The North American Staying@Work research shows a strong link between highly effective health and productivity strategies and strong human capital and financial results. For example, nearly two-thirds of companies with highly effective health and productivity programs (66%) report they perform better than their top competitors, versus 50% of companies with ineffective programs.
In other key findings, high-effectiveness companies report:
- Market premiums that are 18 percentage points higher than for low-effectiveness companies; and
- Industry-adjusted average revenues per employee that are 40% higher than for low-effectiveness companies, a difference of $132,000 per employee.
The study report says successful strategies can provide these organizations other significant advantages over low-effectiveness companies.
They report:
- A differential in annual healthcare costs of more than $1,000 per employee among U.S. respondents — which gives a company with 20,000 employees a $20 million cost advantage over low-effectiveness companies;
- An annual healthcare cost differential of $551 per employee among Canadian respondents;
- Fewer lost days due to unplanned absences and disability — which, when combined with savings on healthcare costs, can increase a typical company’s benefit savings by considerably more than 30%; and
- Reductions in at least some health risks (tobacco use and sedentary lifestyles/physical inactivity), as well as lower voluntary turnover rates.
Almost all U.S. (89%) and Canadian (87%) respondents say health and productivity is a core component of their organizational health strategy.
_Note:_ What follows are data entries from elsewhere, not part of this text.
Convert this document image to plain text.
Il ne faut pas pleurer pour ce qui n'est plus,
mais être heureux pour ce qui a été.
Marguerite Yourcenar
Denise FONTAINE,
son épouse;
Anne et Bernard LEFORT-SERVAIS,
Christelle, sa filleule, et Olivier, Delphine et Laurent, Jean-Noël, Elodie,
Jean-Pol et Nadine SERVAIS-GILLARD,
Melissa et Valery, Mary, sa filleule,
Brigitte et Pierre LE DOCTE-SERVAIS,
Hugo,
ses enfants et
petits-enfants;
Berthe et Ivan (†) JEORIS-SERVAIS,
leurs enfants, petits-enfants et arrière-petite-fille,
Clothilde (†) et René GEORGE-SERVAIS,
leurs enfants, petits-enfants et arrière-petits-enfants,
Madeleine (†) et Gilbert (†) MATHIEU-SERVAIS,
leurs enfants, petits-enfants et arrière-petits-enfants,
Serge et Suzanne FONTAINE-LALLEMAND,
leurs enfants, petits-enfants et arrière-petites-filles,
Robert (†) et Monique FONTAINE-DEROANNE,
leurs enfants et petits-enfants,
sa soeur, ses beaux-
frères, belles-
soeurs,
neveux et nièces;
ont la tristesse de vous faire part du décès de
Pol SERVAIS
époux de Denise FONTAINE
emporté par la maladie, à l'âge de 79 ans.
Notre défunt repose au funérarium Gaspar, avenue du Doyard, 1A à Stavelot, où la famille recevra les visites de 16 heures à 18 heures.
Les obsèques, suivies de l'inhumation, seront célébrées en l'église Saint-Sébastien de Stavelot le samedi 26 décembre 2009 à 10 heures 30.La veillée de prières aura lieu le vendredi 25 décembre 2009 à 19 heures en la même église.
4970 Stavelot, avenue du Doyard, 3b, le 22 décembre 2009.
Spending on health management programs in the U.S. has grown 50% over the past two years.
The vast majority of U.S. respondents say healthcare reform either has had no impact on the importance of health and productivity improvement (62%) to their organizations or has actually increased its importance (35%). Virtually all respondents expect their organization’s support of health and productivity programs to increase over the next two years.What Fuels the Drive for Employee Wellness
Continuing investment in health and productivity improvement programs is fueled by concerns about the rising cost of employee illness and time away from work, according to the Towers Watson/National Business Group on Health North American Staying@Work research. Medical cost increases remain high. What’s more, outlays related to downsizing and pressures to do more with less are also on the rise.
Health and productivity costs totaled nearly 27% of payroll in the U.S. and 17% in Canada — a 22% increase from 2005 levels in the U.S. and an increase in Canada of 8% from just two years ago.
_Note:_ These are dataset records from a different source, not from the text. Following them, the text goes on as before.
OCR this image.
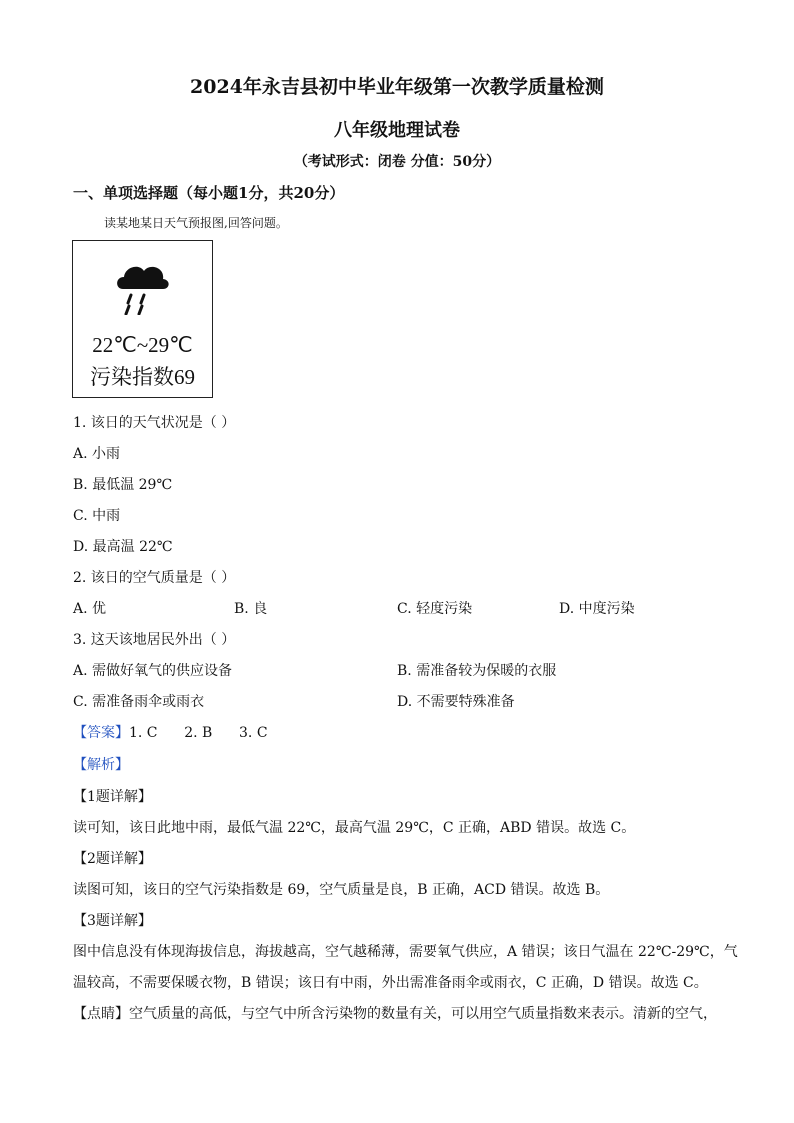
2024年永吉县初中毕业年级第一次教学质量检测
八年级地理试卷
（考试形式：闭卷 分值：50分）
一、单项选择题（每小题1分，共20分）
读某地某日天气预报图,回答问题。
22℃~29℃
污染指数69
1. 该日的天气状况是（ ）
A. 小雨
B. 最低温 29℃
C. 中雨
D. 最高温 22℃
2. 该日的空气质量是（ ）
A. 优	B. 良	C. 轻度污染	D. 中度污染
3. 这天该地居民外出（ ）
A. 需做好氧气的供应设备	B. 需准备较为保暖的衣服
C. 需准备雨伞或雨衣	D. 不需要特殊准备
【答案】1. C      2. B      3. C
【解析】
【1题详解】
读可知，该日此地中雨，最低气温 22℃，最高气温 29℃，C 正确，ABD 错误。故选 C。
【2题详解】
读图可知，该日的空气污染指数是 69，空气质量是良，B 正确，ACD 错误。故选 B。
【3题详解】
图中信息没有体现海拔信息，海拔越高，空气越稀薄，需要氧气供应，A 错误；该日气温在 22℃-29℃，气
温较高，不需要保暖衣物，B 错误；该日有中雨，外出需准备雨伞或雨衣，C 正确，D 错误。故选 C。
【点睛】空气质量的高低，与空气中所含污染物的数量有关，可以用空气质量指数来表示。清新的空气，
Overtime costs as a percentage of payroll increased by nearly 70% in the U.S. from 2009 to 2011. The cost of replacement workers in Canada doubled over the last two years from 1.2% to 2.4% of payroll.
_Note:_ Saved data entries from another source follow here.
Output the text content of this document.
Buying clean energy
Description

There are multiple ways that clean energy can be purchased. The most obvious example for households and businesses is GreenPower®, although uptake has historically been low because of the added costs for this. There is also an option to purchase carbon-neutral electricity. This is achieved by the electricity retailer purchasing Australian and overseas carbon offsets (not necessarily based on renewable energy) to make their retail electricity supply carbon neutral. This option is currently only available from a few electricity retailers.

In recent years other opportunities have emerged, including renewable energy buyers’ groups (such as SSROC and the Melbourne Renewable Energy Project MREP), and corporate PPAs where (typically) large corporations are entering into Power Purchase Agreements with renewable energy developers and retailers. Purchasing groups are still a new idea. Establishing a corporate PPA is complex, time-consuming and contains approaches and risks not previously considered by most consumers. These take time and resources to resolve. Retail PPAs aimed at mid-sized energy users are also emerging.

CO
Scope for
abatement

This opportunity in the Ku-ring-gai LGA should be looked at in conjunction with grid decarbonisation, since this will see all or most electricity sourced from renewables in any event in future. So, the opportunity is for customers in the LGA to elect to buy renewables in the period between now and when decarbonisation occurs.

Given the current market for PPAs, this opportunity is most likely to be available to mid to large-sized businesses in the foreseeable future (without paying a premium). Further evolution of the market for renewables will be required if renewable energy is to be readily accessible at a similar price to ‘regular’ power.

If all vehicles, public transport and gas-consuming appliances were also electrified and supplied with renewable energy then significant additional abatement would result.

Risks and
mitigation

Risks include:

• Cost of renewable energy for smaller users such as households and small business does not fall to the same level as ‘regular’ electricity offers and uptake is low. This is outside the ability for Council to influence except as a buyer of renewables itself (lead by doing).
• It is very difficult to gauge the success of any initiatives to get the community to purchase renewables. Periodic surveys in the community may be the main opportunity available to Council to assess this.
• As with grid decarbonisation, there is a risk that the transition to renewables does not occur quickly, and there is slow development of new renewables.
Another factor driving the wellness push is that the prolonged period of uncertainty and economic instability most organizations have been experiencing can take a serious toll on employees — in the form of stress-related physical and psychological illness, absence from work and presenteeism.
Employers are increasingly alert to the issues and are taking action. However, many of those trying to solve the problem have little confidence that their efforts are succeeding.
Nearly nine out of 10 survey respondents in the U.S. and Canada report excessive workloads and long hours as a top source of employee stress; the percentage of Canadian respondents reporting this type of stress jumped 25 percentage points, from 64% in 2009 to 89% in the last two years. Significantly more employers are taking action this year to address specific causes of employee stress — particularly work/life balance (63% in the U.S. and 67% in Canada), lack of supervisor support (61% and 64%) and inadequate staffing (58% and 60%).
Although action is more prevalent, success is not. For example, just over half (51%) of U.S. respondents said their efforts to address employee stress caused by inadequate staffing have had little or no positive impact. Similar numbers of both U.S. and Canadian respondents say their efforts to mitigate the impact of technology-driven 24/7 availability have had little or no positive effect.